Finance Minister Pranab Mukherjee's assertion that neither he nor his party are protecting black money holders would be incredulous. What gave up the game was his statement that since black money had been accumulating since 1948, "what was the hurry now"?
Against such a background, his perfectly valid justification -- that due processes needed to be observed since international treaties were involved and he could not simply send forces to recover the black money overseas -- doesn't seem credible to the common man.
The anxiety shown by Advani is matched by all those who pay taxes. It must have shocked them when Congress spokesperson Manish Tiwari put a figure to it: rupees one trillion in foreign banks.
Congress leader Shashi Tharoor referred to it being, as per someone's estimate, 20 times India's GDP.

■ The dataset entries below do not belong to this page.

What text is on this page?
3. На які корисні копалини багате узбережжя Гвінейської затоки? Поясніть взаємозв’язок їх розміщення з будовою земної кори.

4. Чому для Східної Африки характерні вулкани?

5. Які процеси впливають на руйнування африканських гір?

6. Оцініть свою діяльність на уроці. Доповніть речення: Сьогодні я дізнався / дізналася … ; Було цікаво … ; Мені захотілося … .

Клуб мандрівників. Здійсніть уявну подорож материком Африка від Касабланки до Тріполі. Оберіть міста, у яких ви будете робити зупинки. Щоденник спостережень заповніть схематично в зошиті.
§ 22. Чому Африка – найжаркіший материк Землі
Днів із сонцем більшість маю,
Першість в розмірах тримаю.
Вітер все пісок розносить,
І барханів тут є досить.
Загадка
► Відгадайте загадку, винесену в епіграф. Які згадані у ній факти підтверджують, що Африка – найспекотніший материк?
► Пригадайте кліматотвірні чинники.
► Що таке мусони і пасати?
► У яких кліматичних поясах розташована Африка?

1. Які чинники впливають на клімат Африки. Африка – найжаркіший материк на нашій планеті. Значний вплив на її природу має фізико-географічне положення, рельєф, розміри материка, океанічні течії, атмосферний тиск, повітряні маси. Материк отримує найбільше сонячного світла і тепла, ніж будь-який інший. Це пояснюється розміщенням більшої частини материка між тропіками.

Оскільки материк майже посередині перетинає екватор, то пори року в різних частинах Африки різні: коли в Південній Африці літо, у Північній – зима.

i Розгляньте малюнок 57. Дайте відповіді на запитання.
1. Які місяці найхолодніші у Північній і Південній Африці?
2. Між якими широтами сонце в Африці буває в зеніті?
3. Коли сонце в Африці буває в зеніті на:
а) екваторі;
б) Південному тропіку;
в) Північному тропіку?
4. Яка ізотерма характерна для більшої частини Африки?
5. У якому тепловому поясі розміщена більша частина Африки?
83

The system is so far gone into disrepute with the citizens that any suggestion that the names were being withheld -- pending the completion of due processes to secure the assets -- raises eyebrows. Can a corrupt revenue system be trusted to keep confidences when oodles of money are involved? After all, this system works on quid pro quos and a helpful hint means a lot to the tax man.
Ministers sitting behind Mukherjee had smiled -- probably others did too, but the Lok Sabha TV did not pan at that moment -- when he said he did not find a single MP's name on the list of people holding black money.
Ask the sceptics what they think. It is unlikely that they will agree with the honourable finance minister. For, the trust deficit, notwithstanding claims to good deeds, is so enormous that the debate may as well have not been held at all.
That is the common man's logic. Can't beat it.